Mozilla refuses to help censor the internet

The Firefox maker peppers Homeland Security with questions after being told to yank a browser add-on.

Mozilla, maker of the open source Firefox browser, recently told the Department of Homeland Security that if you want to censor the Internet you better have a good reason or at least a legal justification. U.S. Immigration and Customs Enforcement, the DHS' principal investigative arm, recently asked Mozilla to remove an add-on called MafiaaFire Redirector from the organization's Firefox add-ons site.

The government agency said MafiaaFire was circumventing a series of ICE domain seizures.

MafiaaFire indexes seized domains and then redirect users to active sites that use the same name but now operate under a different Web address. If you went to Torrent-finder.com, for example, you'd see a site seizure notice, but the actual site is still alive under the same name as an ".info" site. The same can be said for many of the sites ICE has seized. So MafiaaFire acts as an automated navigation system to help users find their way down the Web's dark alleys.

More Info Please

Mozilla's legal department didn't immediately comply with ICE's request to take down MafiaaFire and instead asked for more clarification. "Our approach is to comply with valid court orders...but in this case there was no such court order," Harvey Anderson, a member of Mozilla's legal team, recently explained on his personal blog. "Thus, to evaluate Homeland Security's request, we asked them several questions...to understand the legal justification."
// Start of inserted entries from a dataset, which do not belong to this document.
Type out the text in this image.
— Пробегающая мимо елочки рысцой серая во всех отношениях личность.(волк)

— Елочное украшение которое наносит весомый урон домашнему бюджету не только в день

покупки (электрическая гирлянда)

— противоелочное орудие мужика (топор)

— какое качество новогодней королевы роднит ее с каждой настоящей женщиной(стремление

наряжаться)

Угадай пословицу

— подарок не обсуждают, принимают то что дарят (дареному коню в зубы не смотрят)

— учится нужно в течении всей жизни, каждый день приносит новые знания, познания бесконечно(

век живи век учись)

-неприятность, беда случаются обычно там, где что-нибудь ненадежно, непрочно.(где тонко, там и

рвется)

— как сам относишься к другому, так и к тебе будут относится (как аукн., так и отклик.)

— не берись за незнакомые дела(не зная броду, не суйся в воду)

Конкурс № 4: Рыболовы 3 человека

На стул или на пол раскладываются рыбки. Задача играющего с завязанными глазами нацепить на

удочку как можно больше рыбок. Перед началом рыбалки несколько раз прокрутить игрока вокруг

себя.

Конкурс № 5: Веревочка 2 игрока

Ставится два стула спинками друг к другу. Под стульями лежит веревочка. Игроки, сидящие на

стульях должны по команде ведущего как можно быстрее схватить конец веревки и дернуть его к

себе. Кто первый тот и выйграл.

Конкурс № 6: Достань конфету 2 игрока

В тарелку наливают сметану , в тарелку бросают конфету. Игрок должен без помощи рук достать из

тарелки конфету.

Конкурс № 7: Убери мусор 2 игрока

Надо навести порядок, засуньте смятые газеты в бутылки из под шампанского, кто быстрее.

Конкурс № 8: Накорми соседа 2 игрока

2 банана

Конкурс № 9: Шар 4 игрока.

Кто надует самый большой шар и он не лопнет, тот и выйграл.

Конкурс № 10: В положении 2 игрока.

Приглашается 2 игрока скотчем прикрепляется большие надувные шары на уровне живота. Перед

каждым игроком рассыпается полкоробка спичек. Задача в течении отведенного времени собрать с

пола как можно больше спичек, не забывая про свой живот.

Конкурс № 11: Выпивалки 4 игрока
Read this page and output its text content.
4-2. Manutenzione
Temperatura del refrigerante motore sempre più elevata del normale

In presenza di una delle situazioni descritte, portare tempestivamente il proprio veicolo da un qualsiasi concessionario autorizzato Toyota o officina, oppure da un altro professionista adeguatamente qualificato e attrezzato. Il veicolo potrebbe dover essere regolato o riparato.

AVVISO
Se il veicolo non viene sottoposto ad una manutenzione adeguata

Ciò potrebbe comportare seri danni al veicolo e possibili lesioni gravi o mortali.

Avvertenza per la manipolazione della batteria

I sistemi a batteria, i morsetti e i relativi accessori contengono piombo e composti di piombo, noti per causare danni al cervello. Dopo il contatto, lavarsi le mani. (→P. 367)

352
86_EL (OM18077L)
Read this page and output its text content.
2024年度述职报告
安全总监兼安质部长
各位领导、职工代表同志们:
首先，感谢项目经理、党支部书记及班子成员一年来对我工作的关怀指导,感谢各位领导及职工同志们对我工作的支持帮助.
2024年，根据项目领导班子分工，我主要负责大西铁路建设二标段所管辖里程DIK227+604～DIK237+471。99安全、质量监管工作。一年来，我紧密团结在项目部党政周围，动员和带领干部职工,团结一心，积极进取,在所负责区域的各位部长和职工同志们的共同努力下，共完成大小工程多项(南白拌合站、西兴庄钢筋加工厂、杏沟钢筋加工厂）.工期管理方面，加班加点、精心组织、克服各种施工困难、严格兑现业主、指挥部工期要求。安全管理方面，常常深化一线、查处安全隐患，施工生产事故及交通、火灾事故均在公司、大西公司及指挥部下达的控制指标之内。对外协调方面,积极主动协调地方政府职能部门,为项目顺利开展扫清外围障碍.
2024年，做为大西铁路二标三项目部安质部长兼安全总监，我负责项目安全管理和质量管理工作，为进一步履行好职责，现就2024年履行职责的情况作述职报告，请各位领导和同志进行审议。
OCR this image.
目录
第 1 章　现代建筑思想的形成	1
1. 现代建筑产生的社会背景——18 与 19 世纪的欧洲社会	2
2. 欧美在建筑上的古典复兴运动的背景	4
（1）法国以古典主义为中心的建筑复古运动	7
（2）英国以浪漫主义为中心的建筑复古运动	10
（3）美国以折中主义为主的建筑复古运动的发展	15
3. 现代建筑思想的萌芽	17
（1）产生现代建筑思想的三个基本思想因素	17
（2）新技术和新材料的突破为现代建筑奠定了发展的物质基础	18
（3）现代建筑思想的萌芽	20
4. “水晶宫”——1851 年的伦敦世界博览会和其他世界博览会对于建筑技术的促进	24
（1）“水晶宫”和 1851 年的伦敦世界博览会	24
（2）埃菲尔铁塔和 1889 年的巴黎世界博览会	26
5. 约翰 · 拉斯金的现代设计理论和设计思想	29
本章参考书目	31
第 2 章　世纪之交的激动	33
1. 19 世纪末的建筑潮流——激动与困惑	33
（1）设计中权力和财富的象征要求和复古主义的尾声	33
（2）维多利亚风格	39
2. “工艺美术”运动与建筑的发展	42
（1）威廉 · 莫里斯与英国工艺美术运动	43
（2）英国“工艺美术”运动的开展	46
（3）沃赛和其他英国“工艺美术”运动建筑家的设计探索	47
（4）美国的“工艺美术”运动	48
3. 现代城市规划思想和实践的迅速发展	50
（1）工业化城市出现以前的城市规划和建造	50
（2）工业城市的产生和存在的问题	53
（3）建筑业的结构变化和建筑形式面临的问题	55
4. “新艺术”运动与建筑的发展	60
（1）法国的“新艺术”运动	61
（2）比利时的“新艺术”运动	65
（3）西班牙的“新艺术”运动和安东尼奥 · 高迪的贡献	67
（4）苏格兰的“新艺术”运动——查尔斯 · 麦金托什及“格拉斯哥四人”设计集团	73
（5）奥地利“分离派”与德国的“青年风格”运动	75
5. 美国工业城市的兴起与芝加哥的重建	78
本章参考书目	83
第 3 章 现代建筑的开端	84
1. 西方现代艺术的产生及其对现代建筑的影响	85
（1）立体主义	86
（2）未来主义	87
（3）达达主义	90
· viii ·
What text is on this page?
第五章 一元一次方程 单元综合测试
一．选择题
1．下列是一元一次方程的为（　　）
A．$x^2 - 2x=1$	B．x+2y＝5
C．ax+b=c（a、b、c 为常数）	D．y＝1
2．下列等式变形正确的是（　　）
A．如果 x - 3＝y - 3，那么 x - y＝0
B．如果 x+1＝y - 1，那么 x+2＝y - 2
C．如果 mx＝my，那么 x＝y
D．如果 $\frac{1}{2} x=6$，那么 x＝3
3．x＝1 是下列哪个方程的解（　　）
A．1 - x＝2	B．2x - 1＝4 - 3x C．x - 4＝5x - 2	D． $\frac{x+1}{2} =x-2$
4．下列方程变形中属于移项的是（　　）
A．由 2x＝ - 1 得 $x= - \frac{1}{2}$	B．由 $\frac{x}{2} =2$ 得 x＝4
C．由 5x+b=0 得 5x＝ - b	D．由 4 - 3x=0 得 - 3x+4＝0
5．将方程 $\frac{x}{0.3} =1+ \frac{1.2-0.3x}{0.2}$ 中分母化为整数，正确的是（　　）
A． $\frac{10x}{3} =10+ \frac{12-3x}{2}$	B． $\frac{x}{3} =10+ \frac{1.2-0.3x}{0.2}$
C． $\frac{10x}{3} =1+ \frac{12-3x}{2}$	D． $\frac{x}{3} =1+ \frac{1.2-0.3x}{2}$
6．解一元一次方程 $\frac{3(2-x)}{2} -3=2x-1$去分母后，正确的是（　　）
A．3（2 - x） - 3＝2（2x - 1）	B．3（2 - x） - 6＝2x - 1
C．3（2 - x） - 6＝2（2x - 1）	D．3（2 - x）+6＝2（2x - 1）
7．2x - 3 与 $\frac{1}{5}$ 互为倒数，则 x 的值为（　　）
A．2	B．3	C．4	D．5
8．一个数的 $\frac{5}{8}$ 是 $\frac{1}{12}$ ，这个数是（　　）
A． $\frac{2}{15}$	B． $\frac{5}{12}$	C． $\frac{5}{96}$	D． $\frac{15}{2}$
Mozilla posed a series of eleven questions to DHS about their request to take down MafiaaFire such as have any courts determined that MafiaaFire is illegal? Is Mozilla legally obligated to take down MafiaaFire? And, has the government talked to MafiaaFire about its concerns?

So far, DHS has not responded to Mozilla's request for more information. Mozilla posed its questions to DHS on April 19.

Seizing Domains

ICE has been hard at work in recent months shutting down sites such as TV Shack, Torrent-finder.com, Ninja Video, and many others for violating U.S. copyright law. These sites typically index pirated video streams hosted on services such as Megavideo and VuReel or function as search engines for file-sharing torrents.

The problem is once ICE shuts a copy-infringing site down, it will often pop back up within hours under the same name but with a new top-level domain (.com, .info, .org, etc.). MafiaaFire's purpose, at least in part, is to demonstrate the futility of shutting down these sites.

Digital rights groups such as the Electronic Frontier Foundation and the Center for Democracy and Technology have criticized ICE's practice of seizing domains.